Aggregated consumers as a biased concept (in case of cross-price elasticity)?
I try to approach aggregated consumption data as if it was a new consumer (similarly to approaching average data as if it was representative consumer). Is this approach valid? Or do you know some literature solving this?
EDIT: This is more concise version of what I try to ask based on @Giskard comments. We have consumers with some utility functions $U_i(\boldsymbol{x})$. We know that we could (potentially) derive analythically the cross-price elasticity for each consumer and each pair of goods just from utility functions. This would give us the TRUE/REAL cross-price relation between goods. Thus, we could also find some average cross-price relation between goods. BUT, here is the thing... Does aggregation of consumers per day approximate this REAL relation or it is biased? I would say the bias is there because cross-price relations emerge even where they (by analythic solution) could not be... But what about other relations that were there? Would they be biased as well?
Assume that we have data about quantity purchased and relevant prices as such:
| ID | Good1 | Good2 | Good3 | Good4 | Price1 | Price2 | Price3 | Price4 | date |
|---|---|---|---|---|---|---|---|---|---|
| ID1 | 3 | 5 | 0 | 0 | 4 | 2 | 3 | 2 | day1 |
| ID2 | 0 | 7 | 8 | 3 | 4 | 2 | 3 | 2 | day1 |
| ID3 | 0 | 8 | 8 | 5 | 3 | 5 | 4 | 2 | day2 |
| ID4 | 5 | 7 | 2 | 0 | 3 | 5 | 4 | 2 | day2 |
As we can see, during first day two consumers came into the shop while another two different consumers came the next day. Here is the thing: Consumers do not buy all the goods... Therefore, some purchased amounts remain zero for some consumers.

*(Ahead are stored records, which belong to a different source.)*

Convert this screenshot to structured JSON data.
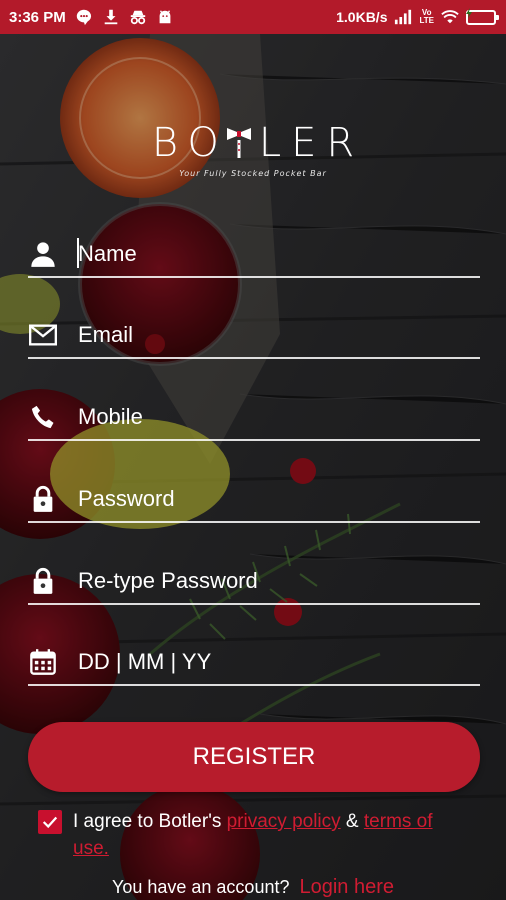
{
  "status_bar": {
    "time": "3:36 PM",
    "net_speed": "1.0KB/s",
    "volte_top": "Vo",
    "volte_bottom": "LTE",
    "left_icons": [
      "chat-bubble-icon",
      "download-icon",
      "incognito-icon",
      "android-icon"
    ],
    "right_icons": [
      "signal-icon",
      "volte-icon",
      "wifi-icon",
      "battery-charging-icon"
    ]
  },
  "brand": {
    "logo_text_left": "BO",
    "logo_text_right": "LER",
    "tagline": "Your Fully Stocked Pocket Bar"
  },
  "form": {
    "name_placeholder": "Name",
    "email_placeholder": "Email",
    "mobile_placeholder": "Mobile",
    "password_placeholder": "Password",
    "retype_placeholder": "Re-type Password",
    "dob_placeholder": "DD | MM | YY"
  },
  "actions": {
    "register_label": "REGISTER"
  },
  "agreement": {
    "prefix": "I agree to Botler's ",
    "privacy": "privacy policy",
    "amp": " & ",
    "terms": "terms of use.",
    "checked": true
  },
  "login": {
    "prompt": "You have an account?",
    "link": "Login here"
  },
  "colors": {
    "accent": "#b71c2c",
    "status_bar": "#b31a2a",
    "link": "#d01c32"
  }
}
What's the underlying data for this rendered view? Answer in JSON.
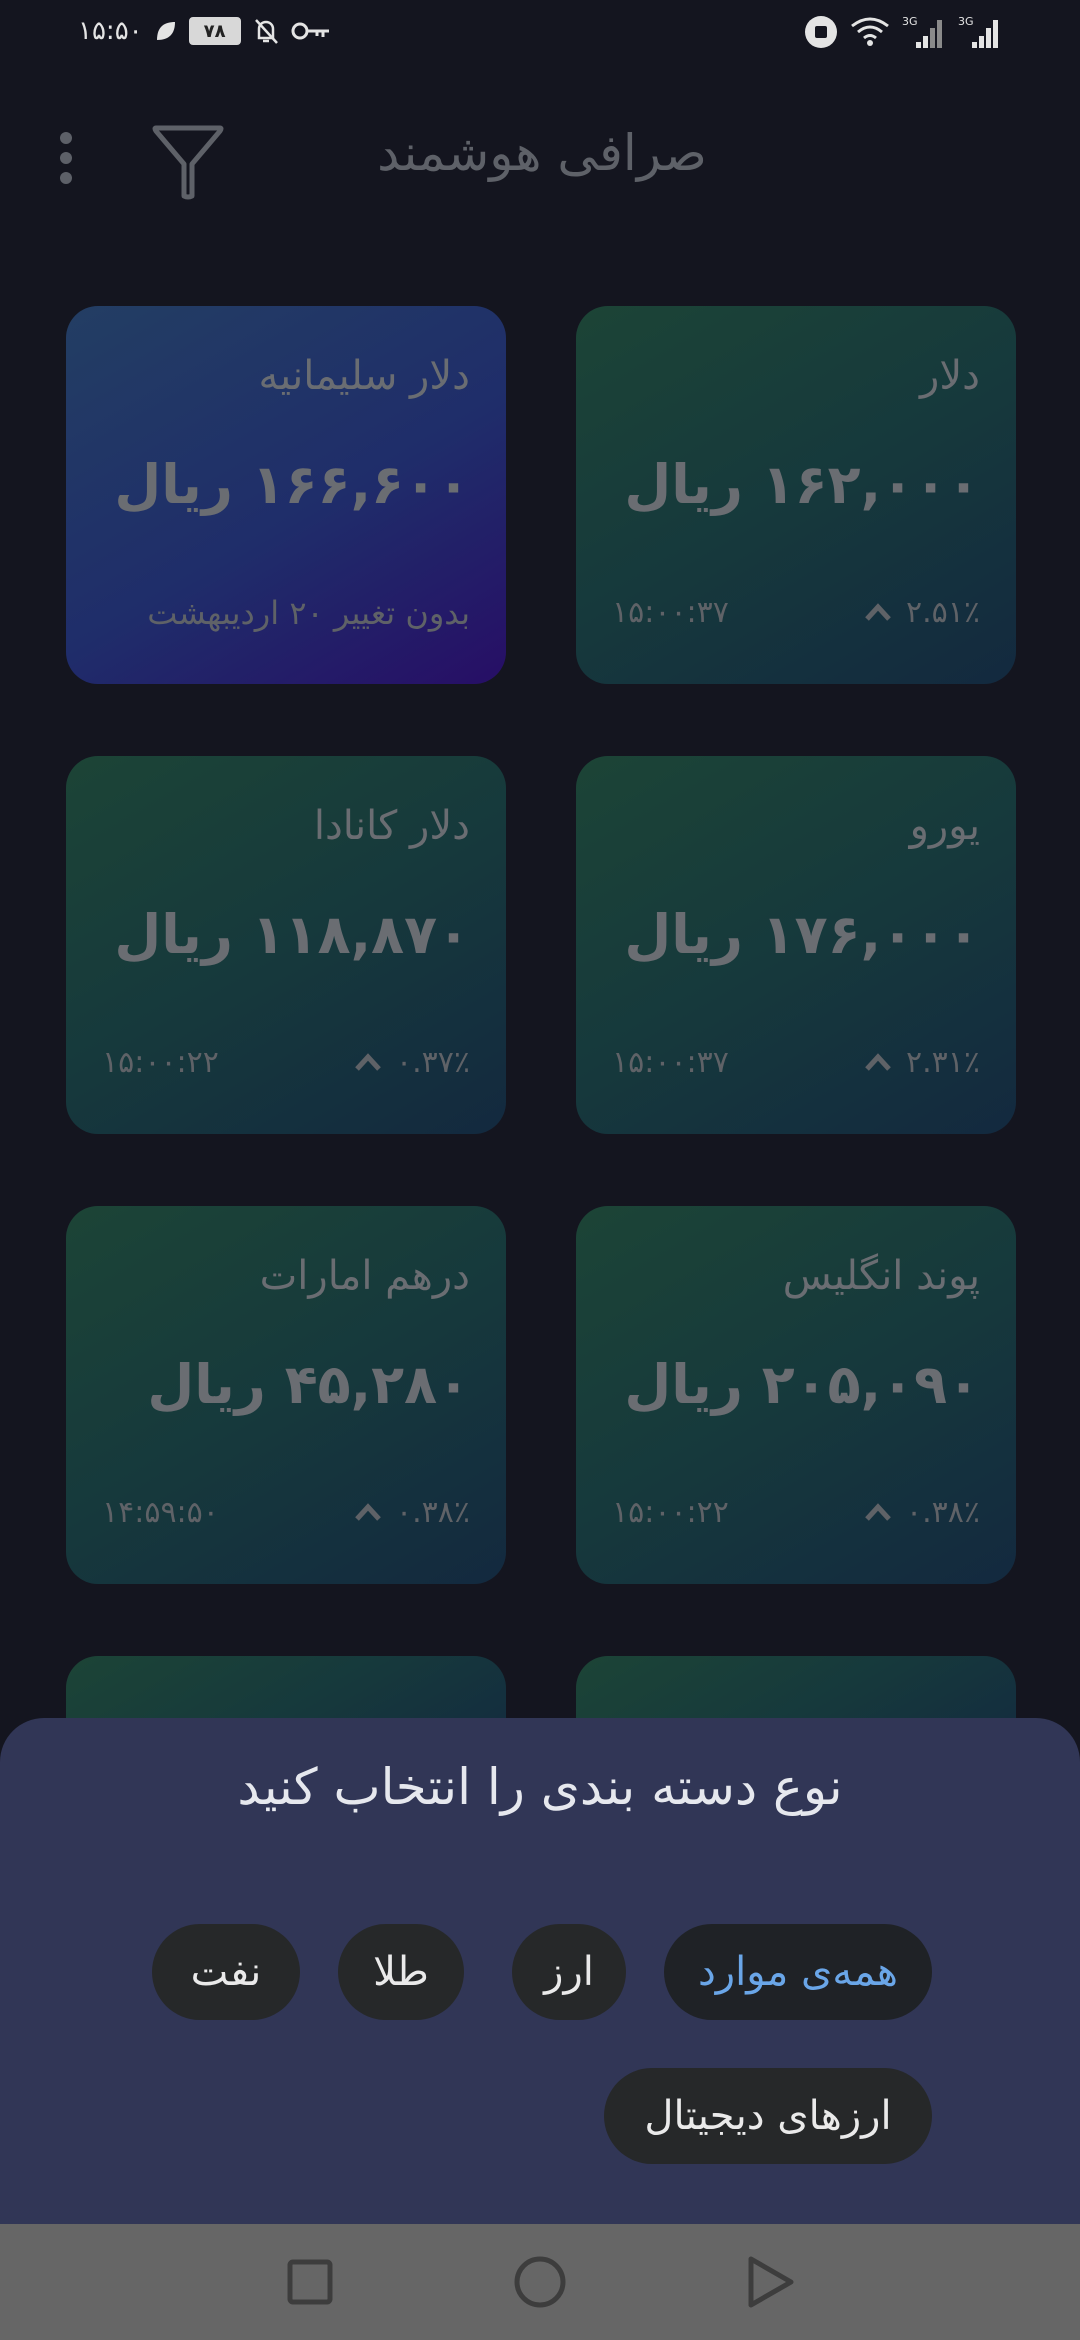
{
  "status_bar": {
    "time": "۱۵:۵۰",
    "battery_level": "۷۸",
    "network_1": "3G",
    "network_2": "3G"
  },
  "app_bar": {
    "title": "صرافی هوشمند",
    "filter_icon": "filter-icon",
    "menu_icon": "more-vert-icon"
  },
  "cards": [
    {
      "name": "دلار",
      "price": "۱۶۲,۰۰۰ ریال",
      "change": "۲.۵۱٪",
      "time": "۱۵:۰۰:۳۷",
      "trend": "up"
    },
    {
      "name": "دلار سلیمانیه",
      "price": "۱۶۶,۶۰۰ ریال",
      "note": "بدون تغییر ۲۰ اردیبهشت",
      "accent": "#241a66"
    },
    {
      "name": "یورو",
      "price": "۱۷۶,۰۰۰ ریال",
      "change": "۲.۳۱٪",
      "time": "۱۵:۰۰:۳۷",
      "trend": "up"
    },
    {
      "name": "دلار کانادا",
      "price": "۱۱۸,۸۷۰ ریال",
      "change": "۰.۳۷٪",
      "time": "۱۵:۰۰:۲۲",
      "trend": "up"
    },
    {
      "name": "پوند انگلیس",
      "price": "۲۰۵,۰۹۰ ریال",
      "change": "۰.۳۸٪",
      "time": "۱۵:۰۰:۲۲",
      "trend": "up"
    },
    {
      "name": "درهم امارات",
      "price": "۴۵,۲۸۰ ریال",
      "change": "۰.۳۸٪",
      "time": "۱۴:۵۹:۵۰",
      "trend": "up"
    }
  ],
  "sheet": {
    "title": "نوع دسته بندی را انتخاب کنید",
    "chips": [
      {
        "label": "همه‌ی موارد",
        "selected": true
      },
      {
        "label": "ارز",
        "selected": false
      },
      {
        "label": "طلا",
        "selected": false
      },
      {
        "label": "نفت",
        "selected": false
      },
      {
        "label": "ارزهای دیجیتال",
        "selected": false
      }
    ]
  },
  "nav_bar": {
    "recents": "square-icon",
    "home": "circle-icon",
    "back": "triangle-icon"
  },
  "colors": {
    "background": "#14151f",
    "card_green": "#1c4436",
    "card_purple": "#1f2d6a",
    "sheet": "#313656",
    "chip_selected_text": "#6aa6e8"
  }
}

I would like to find the cross-price elasticity between all pairs of goods by regression, thus identifying what would be the cross-price elasticity for some average/representative consumer. However, those zeros are a little bit problematic, because I have to use logarithms.
Nevertheless, I had an idea to aggregate by days getting the following:
| ID | Good1 | Good2 | Good3 | Good4 | Price1 | Price2 | Price3 | Price4 | date |
|---|---|---|---|---|---|---|---|---|---|
| ID1 + ID2 | 3 + 0 | 5 + 7 | 0 + 8 | 0 + 3 | 4 | 2 | 3 | 2 | day1 |
| ID3 + ID4 | 0 + 5 | 8 + 7 | 8 + 2 | 5 + 0 | 3 | 5 | 4 | 2 | day2 |
Although, right now I am overthinking what does this tell me... Before, there was no substitution between Good 4 and Good 1 but now it emerges... However, we have not seen a single consumer to perform some substitution action between these goods. From simulations I know that if there were no zeros, I could just estimate the cross-price elasticity by classic approach and obtain "as if" the result of some average preferences (solved in this question). This leads me to believe that this aggregation is actually harmful.
The questions are following:
- Is it correct to think that applying cross-price elasticity on aggregated consumers provides biased results?
- What would the application of cross-price elasticity in this case imply (or tell)?